We are looking for a seasoned AI/AIOps Engineer with deep expertise in building intelligent operational systems powered by modern LLMs, data engineering, and automation frameworks. The ideal candidate will lead the design and deployment of AI-driven solutions for event correlation, anomaly detection, incident prediction, and operational insights. This role requires strong technical leadership, hands-on development capability, and a proven track record of delivering measurable improvements in IT operations.
Responsibilities:
- Design, develop, and deploy AI/ML solutions for event correlation, log analysis, root cause prediction, and observability enhancement.
- Build and optimize LLM-powered systems, including RAG pipelines, MoE models, and vector-search architectures.
- Implement multi-model orchestration layers or MCP frameworks to manage diverse AI components and workflows.
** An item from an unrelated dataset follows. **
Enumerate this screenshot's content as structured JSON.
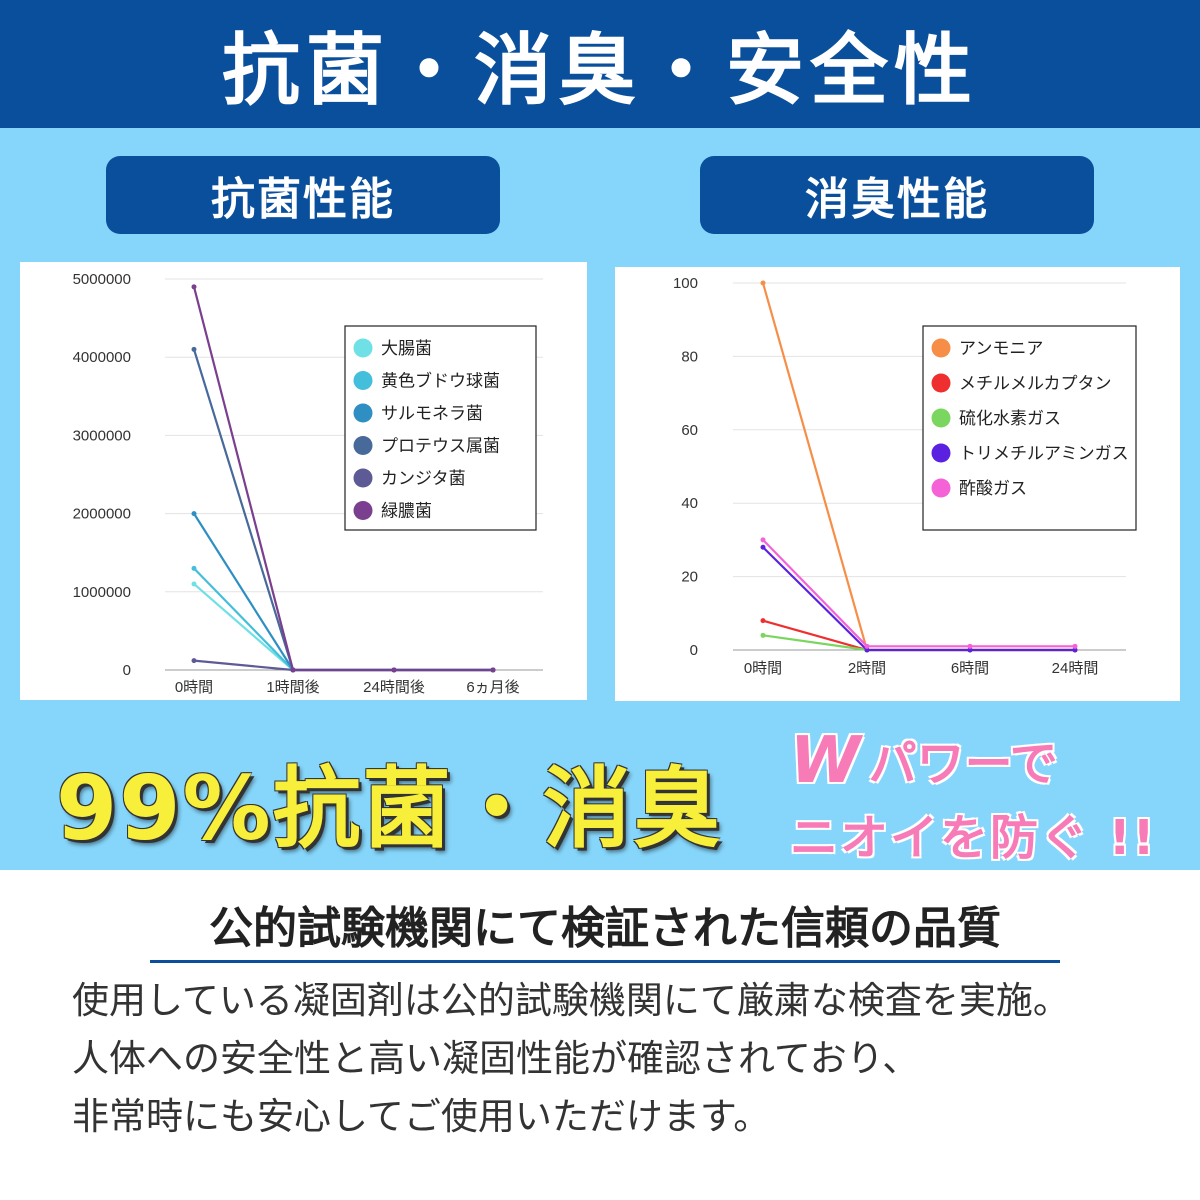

- Collaborate with engineering, DevOps, and SRE teams to integrate AIOps capabilities into operational environments.
- Develop scalable APIs and backend services using Python and FastAPI.
- Leverage statistics, ML algorithms, and analytical techniques to generate actionable operational insights.
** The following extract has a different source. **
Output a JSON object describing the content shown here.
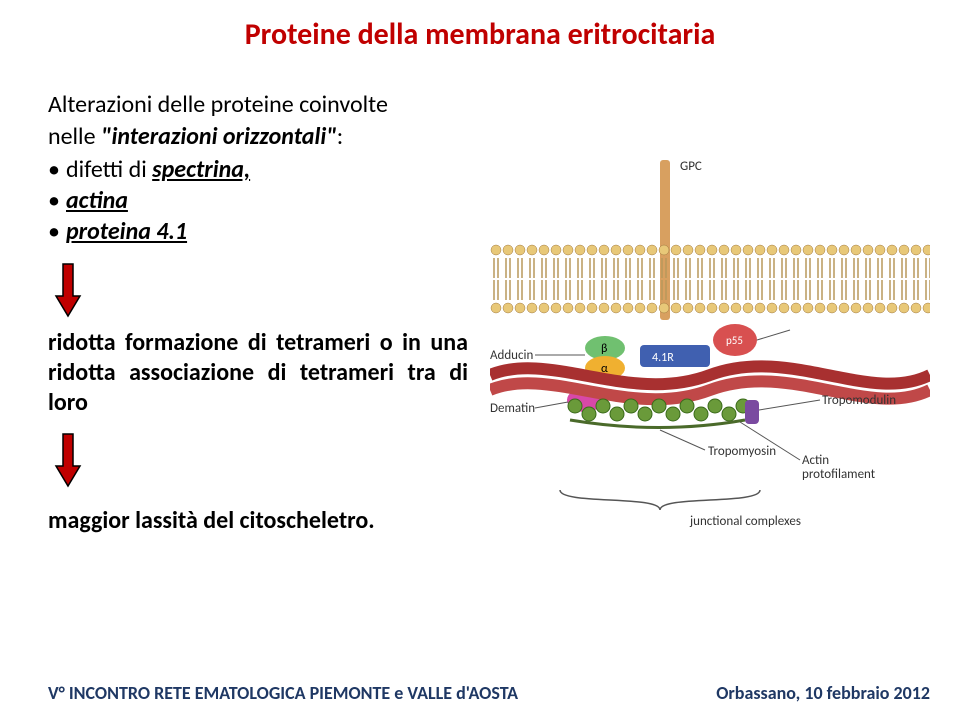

- Work with MLOps and AIOps toolchains to automate model deployment, monitoring, and maintenance.
- Evaluate system performance, drive continuous improvement initiatives, and deliver quantifiable operational benefits.
- Prepare documentation, architecture diagrams, and best practices for AI implementations.
Qualifications:
- Bachelor’s or Master’s degree in Computer Science, Data Science, or a related technical field.
- 5+ years of experience in AI/ML, Data Engineering, or AIOps domains.
- Demonstrated success implementing LLM-based solutions for log/event correlation, incident prediction, or operational intelligence.
- Strong understanding of AIOps concepts including event correlation, anomaly detection, incident prediction, and topology mapping.
- Hands-on experience with RAG workflows, MoE models, and vector databases (FAISS, Pinecone, Milvus).
- Proficient in Python, FastAPI, and AI integration frameworks such as LangChain, LlamaIndex, or Transformers.
- Experience building MCP or multi-model orchestration layers.
- Solid grounding in data science, statistics, and core ML algorithms.
- Familiarity with AIOps platforms like Moogsoft, BigPanda, Dynatrace, or IBM Watson AIOps.
- Proven impact with measurable outcomes (e.g., reduced alert noise, faster incident resolution).